Ça n’est pas la première fois que la France se penche sur ce côté du monde à la recherche d’ídées innovantes. Nous-mêmes, doctorants français de l’Université de Berkeley, avions organisé le 19 juin dernier un débat sur la transition énergétique en France – le seul proposé aux Français établis à l’étranger. Pour nous qui sommes fortement impliqués dans le domaine de l’innovation énergétique à travers nos études et nos travaux de recherche, c’était l’occasion d’apporter au débat national qui se déroulait en France l’expérience personnelle et professionnelle de nos concitoyens établis en Californie.

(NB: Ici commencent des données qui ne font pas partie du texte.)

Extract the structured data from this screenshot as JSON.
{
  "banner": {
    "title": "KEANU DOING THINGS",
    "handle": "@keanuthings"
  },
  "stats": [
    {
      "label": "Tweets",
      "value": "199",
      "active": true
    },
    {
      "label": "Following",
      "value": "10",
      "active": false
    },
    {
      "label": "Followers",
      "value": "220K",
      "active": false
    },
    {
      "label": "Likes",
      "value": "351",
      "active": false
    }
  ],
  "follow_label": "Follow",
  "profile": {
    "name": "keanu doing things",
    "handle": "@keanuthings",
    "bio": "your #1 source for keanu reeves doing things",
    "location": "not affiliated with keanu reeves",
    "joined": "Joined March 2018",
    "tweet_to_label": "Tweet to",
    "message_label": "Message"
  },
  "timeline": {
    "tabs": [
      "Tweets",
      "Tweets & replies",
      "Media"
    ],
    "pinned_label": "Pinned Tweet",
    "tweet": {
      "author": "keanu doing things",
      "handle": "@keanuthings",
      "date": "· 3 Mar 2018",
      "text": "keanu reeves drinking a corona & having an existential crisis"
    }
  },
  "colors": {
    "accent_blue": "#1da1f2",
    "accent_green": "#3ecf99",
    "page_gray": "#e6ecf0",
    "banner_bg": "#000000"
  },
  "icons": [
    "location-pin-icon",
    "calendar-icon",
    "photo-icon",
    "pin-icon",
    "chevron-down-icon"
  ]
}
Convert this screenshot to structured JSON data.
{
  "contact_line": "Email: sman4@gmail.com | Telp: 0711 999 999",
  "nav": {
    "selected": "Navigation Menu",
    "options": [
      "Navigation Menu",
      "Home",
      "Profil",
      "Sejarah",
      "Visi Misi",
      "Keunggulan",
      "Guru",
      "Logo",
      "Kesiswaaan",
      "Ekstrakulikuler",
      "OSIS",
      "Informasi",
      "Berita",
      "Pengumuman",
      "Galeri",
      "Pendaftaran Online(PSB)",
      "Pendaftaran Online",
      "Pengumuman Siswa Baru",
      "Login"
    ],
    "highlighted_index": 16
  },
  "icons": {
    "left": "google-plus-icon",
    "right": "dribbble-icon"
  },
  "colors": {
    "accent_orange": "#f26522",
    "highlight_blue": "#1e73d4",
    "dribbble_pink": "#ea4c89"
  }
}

À l’issue de discussions avec un panel d’experts du domaine de l’énergie parmi lesquels des chercheurs, des représentants de startups ainsi que d’EDF et AREVA Solar résidant aux États-Unis, une synthèse assortie de propositions a été élaborée avec les invités afin d’être transmise au gouvernement.
Comme souvent, la question du nucléaire n’a pas fait pas consensus. Le thème des énergies renouvelables n’a pas non plus fait l’unanimité, en dépit de l’alternative au nucléaire que celles-ci représentent, certains des participants soulignant le risque d’un retour à l’emploi de centrales thermiques émettrices de gaz à effet de serre pour compenser l’intermittence de ces sources énergétiques.
Si l’équation technologique, écologique et économique s’avère difficile à résoudre, le débat a néanmoins permis de dégager une convergence d’opinions sur le rôle de régulation de l’État pour inciter à une plus grande sobriété, notamment dans le domaine des transports et de l’efficacité énergétique; l’importance de ne pas sacrifier l’avance technologique de la France dans le domaine du retraitement des combustibles nucléaires; la nécessité d’adopter des régulations plus strictes au plan national et européen pour limiter les émissions polluantes de sources fossiles, ou encore celle d’investir dans les technologies de stockage de l’électricité pour développer les énergies renouvelables dans le bouquet énergétique. Au-delà de ces considérations, il est indéniable que la France a beaucoup à apprendre de l’expérience californienne en matière de stratégies de développement.
À cet égard, les participants ont su pleinement faire part de leur expérience positive dans l’écosystème de la Silicon Valley : encouragement de la recherche et dédramatisation de l’échec, pôles d’innovation rassemblant des entités de différentes natures évoluant dans le même domaine, concentration des opportunités structurelles et financières sur un nombre restreint de projets énergétiques prometteurs, communication à grande échelle des success stories de startups et entrepreneurs, mais aussi aménagement des études supérieures encourageant la flexibilité des parcours scolaires et les échanges d’étudiants, de professeurs et de professionnels de l’énergie avec l’étranger.
Ces initiatives sont la preuve du lien étroit qui unit les Français et la Silicon Valley. Si la présence de Nicolas Hulot à San Francisco a démontré que la France ne peut se permettre de négliger la Californie dans sa quête d’une voie à suivre, le débat du mois de juin, en retour, rappelle l’attachement de notre communauté à ses racines. Une approche finalement naturelle pour un enjeu qui dépasse les frontières.